Thrust into the world on his own, but with the help of a talking stray dog, Gilberec trains for knighthood under the gruff tutelage of a magical bear.

But when a stranger claiming to come from his father delivers him the key to a disappearing door, Gilberec’s life will change forever. With what he finds beyond the door, Gil goes a-questing; and serious trouble finds him right away.

Fighting terrible foes beneath the town’s enormous Christmas tree, Gil discovers that evil both fears and hates what the Nativity really means.

A monstrous wolf snarls an ugly denial of the Incarnation: “God does not rut! He is neither begotten nor begets! There is no Christmas because there was no Christ!” In the ultimate blasphemy, echoing the sacrilegious claims of the so-called historical Jesus Seminar, the wolf continues, “No one has ever drunk the blood nor taken the flesh of Jesus, save wolf and wolf alone!”

It is a demonic perspective on Christ because, in the world of John C. Wright, the forces of evil include demonic and supernatural powers.

As Gil’s mother tells him, “Men are the thralls and serfs, the gladiators and poppets, the concubines and cattle, the pets and toys of powers they do not see, do not know, and do not recall upon waking.”

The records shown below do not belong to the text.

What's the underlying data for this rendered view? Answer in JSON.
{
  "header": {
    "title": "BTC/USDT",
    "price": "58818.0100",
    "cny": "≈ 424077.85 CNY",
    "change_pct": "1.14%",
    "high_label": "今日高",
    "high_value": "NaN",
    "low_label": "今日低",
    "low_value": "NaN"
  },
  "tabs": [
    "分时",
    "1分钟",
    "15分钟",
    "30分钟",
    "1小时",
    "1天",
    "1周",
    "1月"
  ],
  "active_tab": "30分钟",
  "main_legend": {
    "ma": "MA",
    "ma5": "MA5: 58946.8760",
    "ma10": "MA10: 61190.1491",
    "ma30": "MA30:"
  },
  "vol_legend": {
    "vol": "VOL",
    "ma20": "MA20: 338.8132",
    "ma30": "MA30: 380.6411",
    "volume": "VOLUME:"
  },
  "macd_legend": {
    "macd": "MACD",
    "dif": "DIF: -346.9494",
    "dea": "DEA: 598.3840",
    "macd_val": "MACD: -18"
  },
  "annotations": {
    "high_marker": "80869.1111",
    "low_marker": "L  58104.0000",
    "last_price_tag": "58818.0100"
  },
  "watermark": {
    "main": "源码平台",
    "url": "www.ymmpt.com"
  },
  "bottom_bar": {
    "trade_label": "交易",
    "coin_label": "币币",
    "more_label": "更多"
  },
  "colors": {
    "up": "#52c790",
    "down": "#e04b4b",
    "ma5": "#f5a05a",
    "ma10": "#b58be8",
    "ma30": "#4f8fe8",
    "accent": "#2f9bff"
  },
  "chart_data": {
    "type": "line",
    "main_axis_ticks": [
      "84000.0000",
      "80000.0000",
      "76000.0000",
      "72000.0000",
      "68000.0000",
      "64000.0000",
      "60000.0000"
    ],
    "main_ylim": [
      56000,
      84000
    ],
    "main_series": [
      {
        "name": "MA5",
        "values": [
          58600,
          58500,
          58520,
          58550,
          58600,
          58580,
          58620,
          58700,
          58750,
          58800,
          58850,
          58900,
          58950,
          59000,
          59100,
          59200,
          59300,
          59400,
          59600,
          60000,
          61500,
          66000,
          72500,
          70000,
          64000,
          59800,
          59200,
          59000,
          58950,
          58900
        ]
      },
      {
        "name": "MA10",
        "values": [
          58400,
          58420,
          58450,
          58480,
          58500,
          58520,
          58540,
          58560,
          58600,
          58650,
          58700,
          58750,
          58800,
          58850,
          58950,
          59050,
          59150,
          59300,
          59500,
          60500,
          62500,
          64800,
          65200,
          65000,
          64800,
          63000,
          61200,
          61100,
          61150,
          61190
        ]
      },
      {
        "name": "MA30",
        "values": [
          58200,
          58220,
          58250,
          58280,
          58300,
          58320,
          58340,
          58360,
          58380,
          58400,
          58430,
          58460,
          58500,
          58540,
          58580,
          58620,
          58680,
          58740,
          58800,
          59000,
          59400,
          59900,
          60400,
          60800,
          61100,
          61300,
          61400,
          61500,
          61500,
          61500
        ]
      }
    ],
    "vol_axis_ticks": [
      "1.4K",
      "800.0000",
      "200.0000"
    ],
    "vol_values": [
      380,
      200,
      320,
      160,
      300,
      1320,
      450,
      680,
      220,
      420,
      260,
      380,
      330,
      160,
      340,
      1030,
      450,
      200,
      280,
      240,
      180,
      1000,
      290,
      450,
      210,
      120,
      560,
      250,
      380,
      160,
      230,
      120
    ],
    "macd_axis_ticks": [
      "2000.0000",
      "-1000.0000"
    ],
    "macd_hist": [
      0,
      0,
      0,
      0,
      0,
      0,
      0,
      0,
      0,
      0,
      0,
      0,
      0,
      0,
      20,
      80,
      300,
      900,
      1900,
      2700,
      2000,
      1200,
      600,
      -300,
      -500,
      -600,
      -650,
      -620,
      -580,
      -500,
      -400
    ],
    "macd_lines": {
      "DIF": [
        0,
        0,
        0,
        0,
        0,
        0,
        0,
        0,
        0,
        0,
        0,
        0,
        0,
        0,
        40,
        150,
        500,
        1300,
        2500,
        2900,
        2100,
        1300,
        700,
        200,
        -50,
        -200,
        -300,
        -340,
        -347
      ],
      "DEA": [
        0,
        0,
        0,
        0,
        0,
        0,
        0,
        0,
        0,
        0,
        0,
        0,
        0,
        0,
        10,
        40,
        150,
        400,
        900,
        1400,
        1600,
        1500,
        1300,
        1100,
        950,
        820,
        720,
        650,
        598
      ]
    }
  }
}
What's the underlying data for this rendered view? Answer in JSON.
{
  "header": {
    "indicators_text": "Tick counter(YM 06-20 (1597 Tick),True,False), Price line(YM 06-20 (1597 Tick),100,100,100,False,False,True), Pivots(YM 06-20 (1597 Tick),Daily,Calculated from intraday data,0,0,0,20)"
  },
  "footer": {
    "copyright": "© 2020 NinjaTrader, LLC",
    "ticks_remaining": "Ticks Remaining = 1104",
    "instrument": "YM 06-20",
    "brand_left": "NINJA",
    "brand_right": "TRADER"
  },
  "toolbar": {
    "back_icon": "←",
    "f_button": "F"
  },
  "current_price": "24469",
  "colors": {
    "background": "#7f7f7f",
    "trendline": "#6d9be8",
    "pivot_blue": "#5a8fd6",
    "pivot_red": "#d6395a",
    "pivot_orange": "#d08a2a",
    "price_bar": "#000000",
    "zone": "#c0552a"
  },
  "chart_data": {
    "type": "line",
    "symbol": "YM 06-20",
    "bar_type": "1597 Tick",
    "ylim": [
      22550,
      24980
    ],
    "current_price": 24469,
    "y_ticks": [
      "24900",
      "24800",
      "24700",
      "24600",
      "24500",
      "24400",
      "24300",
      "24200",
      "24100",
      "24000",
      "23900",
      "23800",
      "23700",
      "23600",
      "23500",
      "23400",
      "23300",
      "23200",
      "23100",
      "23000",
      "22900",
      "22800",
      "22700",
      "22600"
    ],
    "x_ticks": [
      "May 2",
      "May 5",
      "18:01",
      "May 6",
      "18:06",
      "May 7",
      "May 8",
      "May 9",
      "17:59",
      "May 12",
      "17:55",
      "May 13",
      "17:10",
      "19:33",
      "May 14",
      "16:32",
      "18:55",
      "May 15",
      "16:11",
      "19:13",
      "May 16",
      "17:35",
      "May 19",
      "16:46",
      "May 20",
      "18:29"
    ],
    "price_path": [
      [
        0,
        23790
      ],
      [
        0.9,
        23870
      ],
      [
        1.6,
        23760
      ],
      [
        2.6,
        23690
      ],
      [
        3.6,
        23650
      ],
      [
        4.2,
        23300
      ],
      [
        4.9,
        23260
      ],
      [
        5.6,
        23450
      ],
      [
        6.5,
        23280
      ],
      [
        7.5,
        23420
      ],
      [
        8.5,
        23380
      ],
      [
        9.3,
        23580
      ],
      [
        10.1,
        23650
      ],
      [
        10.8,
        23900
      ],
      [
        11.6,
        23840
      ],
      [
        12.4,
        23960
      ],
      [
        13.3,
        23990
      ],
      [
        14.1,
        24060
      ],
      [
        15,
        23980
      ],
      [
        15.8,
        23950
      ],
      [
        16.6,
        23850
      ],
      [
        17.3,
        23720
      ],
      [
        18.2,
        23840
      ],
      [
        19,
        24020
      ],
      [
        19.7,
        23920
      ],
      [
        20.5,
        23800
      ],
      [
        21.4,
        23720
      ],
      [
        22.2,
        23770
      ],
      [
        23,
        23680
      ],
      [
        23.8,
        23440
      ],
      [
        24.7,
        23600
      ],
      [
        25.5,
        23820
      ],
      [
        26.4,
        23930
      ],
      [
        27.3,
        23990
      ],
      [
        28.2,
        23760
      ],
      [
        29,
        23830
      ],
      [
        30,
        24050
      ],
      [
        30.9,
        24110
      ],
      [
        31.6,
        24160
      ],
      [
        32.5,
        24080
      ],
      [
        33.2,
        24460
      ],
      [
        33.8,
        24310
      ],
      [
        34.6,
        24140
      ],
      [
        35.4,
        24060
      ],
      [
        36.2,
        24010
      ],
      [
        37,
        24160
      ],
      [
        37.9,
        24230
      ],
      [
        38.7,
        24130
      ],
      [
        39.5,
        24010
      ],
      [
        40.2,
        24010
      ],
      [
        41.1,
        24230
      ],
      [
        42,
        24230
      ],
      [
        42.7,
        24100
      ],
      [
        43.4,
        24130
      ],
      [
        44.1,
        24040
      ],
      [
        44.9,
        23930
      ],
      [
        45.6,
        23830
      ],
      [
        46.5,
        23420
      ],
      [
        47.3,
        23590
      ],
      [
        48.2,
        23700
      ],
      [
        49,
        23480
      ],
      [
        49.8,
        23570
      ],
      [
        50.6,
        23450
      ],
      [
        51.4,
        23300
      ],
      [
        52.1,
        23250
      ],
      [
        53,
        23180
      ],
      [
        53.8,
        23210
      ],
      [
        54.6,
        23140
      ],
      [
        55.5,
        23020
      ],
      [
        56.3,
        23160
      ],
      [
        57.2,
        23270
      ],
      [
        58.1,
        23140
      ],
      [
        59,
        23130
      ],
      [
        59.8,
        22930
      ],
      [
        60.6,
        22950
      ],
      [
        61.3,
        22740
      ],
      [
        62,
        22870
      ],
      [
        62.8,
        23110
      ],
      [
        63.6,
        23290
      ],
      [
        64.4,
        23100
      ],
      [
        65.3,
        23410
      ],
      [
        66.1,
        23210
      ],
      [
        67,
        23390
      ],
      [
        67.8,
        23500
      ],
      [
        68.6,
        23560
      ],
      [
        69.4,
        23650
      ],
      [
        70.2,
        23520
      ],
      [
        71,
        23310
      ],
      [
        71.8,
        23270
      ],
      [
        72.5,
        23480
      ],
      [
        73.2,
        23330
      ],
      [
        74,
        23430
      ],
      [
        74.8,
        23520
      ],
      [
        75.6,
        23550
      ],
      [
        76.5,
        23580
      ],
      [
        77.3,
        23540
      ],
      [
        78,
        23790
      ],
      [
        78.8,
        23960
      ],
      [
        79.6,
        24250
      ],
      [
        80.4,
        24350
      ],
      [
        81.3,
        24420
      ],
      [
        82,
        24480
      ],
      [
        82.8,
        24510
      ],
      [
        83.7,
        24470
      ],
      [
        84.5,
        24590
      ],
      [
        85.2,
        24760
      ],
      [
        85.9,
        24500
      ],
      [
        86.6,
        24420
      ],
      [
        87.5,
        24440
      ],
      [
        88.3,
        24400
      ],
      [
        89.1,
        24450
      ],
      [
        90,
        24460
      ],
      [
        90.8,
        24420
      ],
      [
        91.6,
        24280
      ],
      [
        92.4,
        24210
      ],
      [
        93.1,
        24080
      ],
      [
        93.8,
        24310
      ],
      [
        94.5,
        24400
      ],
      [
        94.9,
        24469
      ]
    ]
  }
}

But there are good powers as well. We find good talking animals, good trees, and a powerful good magic which, as the mermaid tells him, “ultimately boils down to love.”

Indeed, Wright’s greatest accomplishment must certainly be this belief in what Hamlet once told Horatio: “There are more things in heaven and earth, Horatio, / Than are dreamt of in your philosophy.”

Wright’s universe is a deep one, a fully real one that includes all the planes of existence denied by so much materialist fiction of our day.